Recently, for example, Korean fans have picked up some “foreigner” terminology for hockey, said assistant coach Lee Chang-yong.
“Do you know ‘sweep’ games, if you win three straight? Some fans bring brooms and say, ‘Sweep, sweep!’ I was surprised the first time. But the players explained,” said Lee through a translator.
“Many fans here are U.S. army and English teachers. In Korea, (we have) a very hot passion inside, but we’re shy, so we just use a camera (during games). American and European, they dance.”
It’s important to grow hockey in South Korea, said Anyang defenceman Kim Won-jun, because Koreans are, in an odd way, suited to the game’s quick nature.
“We are very hasty. This game is very speedy. It meets Korean people’s temperaments,” he said. “There’s great potential for these kinds of sports to be more popular. Korean people would like this kind of sport.”

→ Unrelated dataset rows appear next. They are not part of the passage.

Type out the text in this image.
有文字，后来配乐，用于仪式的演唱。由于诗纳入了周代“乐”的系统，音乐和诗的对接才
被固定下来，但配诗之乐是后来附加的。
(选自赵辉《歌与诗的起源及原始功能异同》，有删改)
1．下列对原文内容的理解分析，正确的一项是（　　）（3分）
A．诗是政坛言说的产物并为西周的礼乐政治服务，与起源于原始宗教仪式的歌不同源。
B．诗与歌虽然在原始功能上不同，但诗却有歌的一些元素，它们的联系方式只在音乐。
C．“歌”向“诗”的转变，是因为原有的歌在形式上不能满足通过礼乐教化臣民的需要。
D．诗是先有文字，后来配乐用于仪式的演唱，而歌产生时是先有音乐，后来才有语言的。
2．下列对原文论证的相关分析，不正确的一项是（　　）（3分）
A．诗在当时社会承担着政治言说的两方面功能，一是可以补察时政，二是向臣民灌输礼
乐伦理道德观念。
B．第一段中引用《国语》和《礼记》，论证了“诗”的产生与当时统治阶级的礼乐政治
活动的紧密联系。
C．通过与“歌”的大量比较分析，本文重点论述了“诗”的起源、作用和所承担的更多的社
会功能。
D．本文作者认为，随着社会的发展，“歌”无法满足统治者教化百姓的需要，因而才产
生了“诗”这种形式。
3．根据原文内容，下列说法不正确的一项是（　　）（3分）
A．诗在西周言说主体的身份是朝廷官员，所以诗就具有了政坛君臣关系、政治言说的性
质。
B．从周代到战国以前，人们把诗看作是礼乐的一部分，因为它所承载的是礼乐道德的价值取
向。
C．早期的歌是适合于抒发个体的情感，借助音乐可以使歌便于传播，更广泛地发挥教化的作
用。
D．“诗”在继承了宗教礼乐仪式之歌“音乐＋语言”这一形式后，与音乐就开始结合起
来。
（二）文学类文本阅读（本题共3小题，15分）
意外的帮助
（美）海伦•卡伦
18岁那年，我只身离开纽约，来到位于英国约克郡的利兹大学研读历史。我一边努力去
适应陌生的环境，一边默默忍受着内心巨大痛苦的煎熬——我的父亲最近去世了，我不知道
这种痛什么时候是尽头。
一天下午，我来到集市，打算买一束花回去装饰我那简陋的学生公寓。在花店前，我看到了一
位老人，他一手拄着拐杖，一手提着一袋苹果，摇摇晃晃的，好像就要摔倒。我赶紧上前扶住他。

Kim of KIHA agreed that hockey, a “fun and exciting game,” fits the “temperament” of Koreans.
“Korean people like speedy sports, and it’s good for the physical balance,” he said. “Ice hockey is the flower of the Winter Olympics ... and if our players perform well, it will lead to the growth and attention of the game. It’s a very good sport.”
NOT JUST BABY STEPS
In order to truly develop the game in Korea, consensus seems to arrive at the following three paths: develop a national team that wins, grow at the grassroots level and find your superstar.
The first course of action is underway and already, in some ways, paying dividends.
Anyone wanting to deflect criticism of Korea’s nascent hockey program can point to the meteoric rise of its men’s team, which, in seven years, has pushed its way into relevancy, jumping 12 spots to No. 21 in the IIHF rankings, an all-time high for the country.
A large part of that is due to the dogged work of Jim Paek, head coach of Team Korea, director of hockey for KIHA and a two-time Stanley Cup winner as a player with the Pittsburgh Penguins in the ’90s.
Paek, 50, was recruited in July 2014, and tasked with the daunting assignment of overseeing the growth of both the men’s and country’s hockey programs, in time for the Olympics in 2018.
Paek and his staff launched into a painstaking process of mapping out, in great detail, a four-year master plan for expediting hockey in Korea. In his 2014 manifesto, almost every month from that year until 2018 is scheduled with a training camp, tournament, exhibition game or off-ice program, with notes on the goals for each event.
“It takes a village,” said Paek, a former defenceman who was coaching with the AHL’s Grand Rapids Griffins before coming to Korea. “How we trained was to work the process, one step at a time. If we gave them everything at once, it would be overwhelming and nothing would be accomplished.”
Paek’s first year on the job involved tryouts, cementing the coaching staff — former NHLer Richard Park was brought on as an assistant coach — launching a scouting program and playing a few tournaments. After that, efforts were ramped up: a national squad was built, dozens of games were tacked onto the players’ already crammed schedules and a 365-day Olympic and conditioning program was regimented.